Success in drug discovery is not necessarily fast or inevitable

The biotech industry rightly prizes speed: every day people die of diseases we are trying to prevent or cure. And developments can indeed happen quickly. Just eight years elapsed from the demonstration that a mutant form of KRAS was druggable to the approval of sotorasib, with less than three of those years spent in the clinic. Even more dramatically, it took less than a year from the first reports of SARS-CoV-2 to develop effective vaccines. But as two recent pieces in Nature Rev. Drug Disc. demonstrate, such speed is not necessarily the norm.

 

The first, by Asher Mullard, is entitled “FDA approves 100^th monoclonal antibody product.” This is a nice review of a remarkably successful therapeutic approach. But this triumph was not a foregone conclusion. Mullard traces the field’s origin to the mid-1970s, and while the first drug was approved in 1986, it took another eight years for the second. The article includes a timeline showing approvals by year, and it is interesting to compare this with FBDD-derived drug approvals since the 1996 publication of the seminal SAR by NMR paper. In the chart below, the first year on the x-axis is for antibody drugs; the second is for FBDD-derived drugs.

 

 

A quarter century after work began, new antibody approvals were still uncommon; Mullard notes that “antibody approvals have only been an annual event since 2006.”

 

Antibody-drug conjugates (ADCs) are an interesting subset that – as their name suggests – comprise an antibody linked to a small molecule, usually a toxin intended to kill cancer cells.
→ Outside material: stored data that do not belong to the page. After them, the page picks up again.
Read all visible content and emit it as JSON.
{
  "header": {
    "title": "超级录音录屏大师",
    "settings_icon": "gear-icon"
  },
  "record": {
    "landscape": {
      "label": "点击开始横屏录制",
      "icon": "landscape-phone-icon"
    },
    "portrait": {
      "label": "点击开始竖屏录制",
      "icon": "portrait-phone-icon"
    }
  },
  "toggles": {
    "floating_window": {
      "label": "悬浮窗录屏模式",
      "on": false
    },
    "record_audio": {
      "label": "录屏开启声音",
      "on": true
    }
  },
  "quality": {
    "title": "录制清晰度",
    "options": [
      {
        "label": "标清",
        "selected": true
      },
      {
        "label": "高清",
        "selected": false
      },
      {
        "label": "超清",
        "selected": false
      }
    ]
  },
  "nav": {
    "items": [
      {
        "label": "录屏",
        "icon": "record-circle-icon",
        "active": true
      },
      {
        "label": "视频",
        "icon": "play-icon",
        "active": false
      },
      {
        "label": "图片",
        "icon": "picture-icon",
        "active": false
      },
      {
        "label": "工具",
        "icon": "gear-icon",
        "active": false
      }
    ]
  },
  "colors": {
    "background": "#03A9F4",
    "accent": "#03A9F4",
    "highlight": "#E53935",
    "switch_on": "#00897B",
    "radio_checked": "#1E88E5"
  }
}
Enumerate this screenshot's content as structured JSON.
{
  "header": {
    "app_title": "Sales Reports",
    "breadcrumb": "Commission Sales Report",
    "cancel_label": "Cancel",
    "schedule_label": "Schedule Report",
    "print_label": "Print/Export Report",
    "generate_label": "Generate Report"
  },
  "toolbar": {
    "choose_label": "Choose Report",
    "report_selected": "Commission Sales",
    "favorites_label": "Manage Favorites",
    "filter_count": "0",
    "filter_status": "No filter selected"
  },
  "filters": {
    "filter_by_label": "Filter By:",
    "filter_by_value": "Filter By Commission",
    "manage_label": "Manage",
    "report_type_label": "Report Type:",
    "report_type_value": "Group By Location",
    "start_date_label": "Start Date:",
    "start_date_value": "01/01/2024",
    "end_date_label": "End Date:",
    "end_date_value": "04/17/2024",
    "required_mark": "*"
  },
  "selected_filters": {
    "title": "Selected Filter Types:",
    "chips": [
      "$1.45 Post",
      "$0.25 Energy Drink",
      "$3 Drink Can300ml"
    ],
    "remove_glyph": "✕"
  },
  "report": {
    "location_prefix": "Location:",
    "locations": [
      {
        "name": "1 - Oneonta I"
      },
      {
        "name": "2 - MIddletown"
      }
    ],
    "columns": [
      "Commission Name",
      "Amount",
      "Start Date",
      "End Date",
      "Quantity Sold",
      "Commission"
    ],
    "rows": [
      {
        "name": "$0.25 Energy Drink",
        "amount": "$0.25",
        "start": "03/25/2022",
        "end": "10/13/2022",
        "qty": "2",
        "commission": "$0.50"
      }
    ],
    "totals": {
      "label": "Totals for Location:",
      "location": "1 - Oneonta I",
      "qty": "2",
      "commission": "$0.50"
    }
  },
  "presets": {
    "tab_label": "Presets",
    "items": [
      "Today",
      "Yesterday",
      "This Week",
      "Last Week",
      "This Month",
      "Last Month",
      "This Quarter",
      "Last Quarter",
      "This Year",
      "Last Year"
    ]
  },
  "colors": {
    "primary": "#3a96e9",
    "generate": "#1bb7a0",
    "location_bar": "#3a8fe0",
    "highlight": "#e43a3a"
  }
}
Ten of these have been approved in the US, but while the first (gemtuzumab ozogamicin) was approved in 2000 most of the rest are recent, with six of them coming since the beginning of 2019.

 

By these standards the fact that only five fragment-derived drugs have been approved thus far isn’t surprising. Indeed, antibodies have some advantages: “whereas medicinal chemists can toil for years to find small molecules with activity against a given target, antibody discovery can take a matter of months.” Moreover, as the article continues, success in the clinic is roughly double that of small molecules.

 

The second article is by Christopher Austin, until recently Director of the National Center for Advancing Translational Sciences at the US National Institutes of Health. Titled “Translational Misconceptions,” it briefly enumerates and debunks false beliefs about translating new discoveries into drugs, which include:

 

- Translation does not exist 

 

- Translation is a “thermodynamically favored” process 

 

- Translation is straightforward and does not qualify as science 

 

- Translation is a unidirectional process 

 

- Once an investigational therapy gets into humans for the first time, regulatory approval

  and marketing are all but assured 

 

- Regulatory approval is the end of the translational process

 

Those of us in industry would probably dismiss these statements as naïve, but such perceptions are widespread. Indeed, Austin himself acknowledges that he “once believed unquestioningly in all of them.”

 

Each of these misconceptions invites discussion. To take just the last, the first approved ADC was pulled from the US market in 2010 when confirmatory trials showed that patients on the drug actually did worse than those on placebo. It was reapproved in 2017 after a better dosing schedule was established. In other words, it took 17 years after initial approval to figure out how to effectively use gemtuzumab ozogamicin, and 26 years from the beginning of the project.

 

Returning to the two successes mentioned at the top of this post reveals that their apparent rapidity does not tell the full story. The Tethering technology that eventually led to sotorasib was initially published more than twenty years ago, and researchers first used mRNA packaged in liposomes to transfect cells way back in 1989.

 

Amidst rapid visible progress it is easy to lose sight of the fact that much research goes nowhere very slowly. Even when successful, it might take decades to help patients. As Austin concludes, “only by advancing our common understanding of the complexity of translation, translational research and translational science will translational gaps be narrowed and eventually eliminated.”